In Zukunft wird es immer mehr verwaiste Internetprofile, ungepflegte Webseiten, Identitätsdiebstahl, Identitätsmissbrauch verstorbener Personen und Spameinträge auf Kondolenzseiten geben. Bereits in die Grundkonzeption eines Webprojektes gehört die Frage, wie mit verstorbenen Nutzern, wie mit trauernden Angehörigen umgegangen werden soll. Wie wird die Privatsphäre auch über den Tod hinaus gesichert? Im Internet gibt es keine Vergänglichkeit. Daten bleiben ohne menschlichen Einsatz unverändert.

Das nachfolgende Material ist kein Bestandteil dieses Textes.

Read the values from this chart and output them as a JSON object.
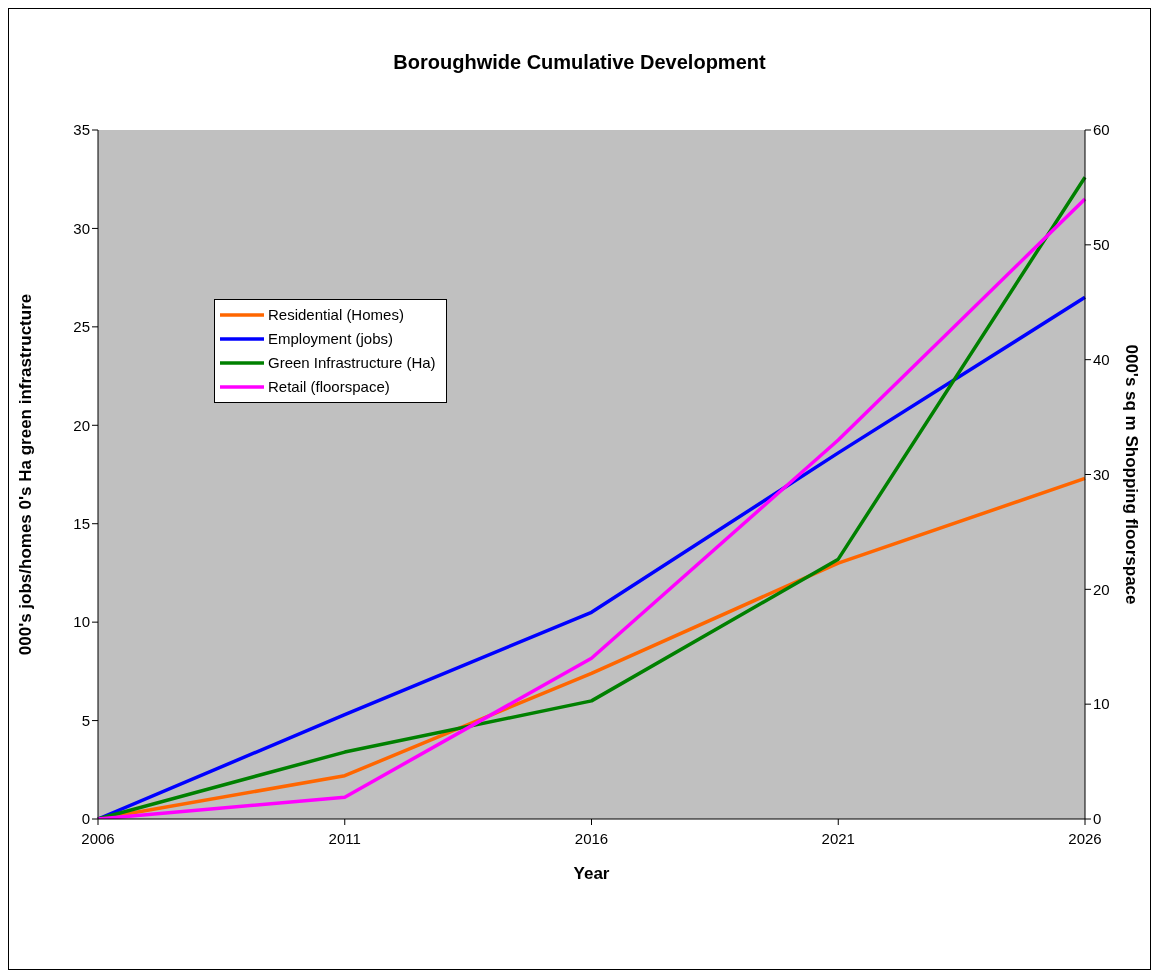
{
  "chart_data": {
    "type": "line",
    "title": "Boroughwide Cumulative Development",
    "xlabel": "Year",
    "ylabel": "000's jobs/homes        0's Ha green infrastructure",
    "y2label": "000's sq m Shopping floorspace",
    "categories": [
      "2006",
      "2011",
      "2016",
      "2021",
      "2026"
    ],
    "series": [
      {
        "name": "Residential (Homes)",
        "color": "#ff6600",
        "values": [
          0,
          2.2,
          7.4,
          13.0,
          17.3
        ]
      },
      {
        "name": "Employment (jobs)",
        "color": "#0000ff",
        "values": [
          0,
          5.3,
          10.5,
          18.6,
          26.5
        ]
      },
      {
        "name": "Green Infrastructure (Ha)",
        "color": "#008000",
        "values": [
          0,
          3.4,
          6.0,
          13.2,
          32.6
        ]
      },
      {
        "name": "Retail (floorspace)",
        "color": "#ff00ff",
        "axis": "y2",
        "values": [
          0,
          1.9,
          14.0,
          33.0,
          54.0
        ]
      }
    ],
    "ylim": [
      0,
      35
    ],
    "yticks": [
      0,
      5,
      10,
      15,
      20,
      25,
      30,
      35
    ],
    "y2lim": [
      0,
      60
    ],
    "y2ticks": [
      0,
      10,
      20,
      30,
      40,
      50,
      60
    ],
    "legend": "top left"
  }
}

Das hat Auswirkungen auf die unterschiedlichen Angebote des Internet:

  • Webseiten
  • Blogs
  • E-Commerce
  • Abonnements
  • Virtuelle Unsterblichkeit?

Niemand ist unsterblich, nur weil Bilder, Texte oder Profile nach seinem Tod im Web weiter existieren. Angebote, die virtuelle Immortalität versprechen, nutzen für ihren (scheinbar) grenzenlosen Datenspeicher einen Begriff, der in Philosophie völlig anderes beinhaltet. Dennoch ist es wichtig sich mit den Fragen von Hologrammen, künstlicher Intelligenz und Lifelogging (Protokollieren verschiedener Aspekte des alltäglichen Lebens durch Activity Tracker) auseinanderzusetzen.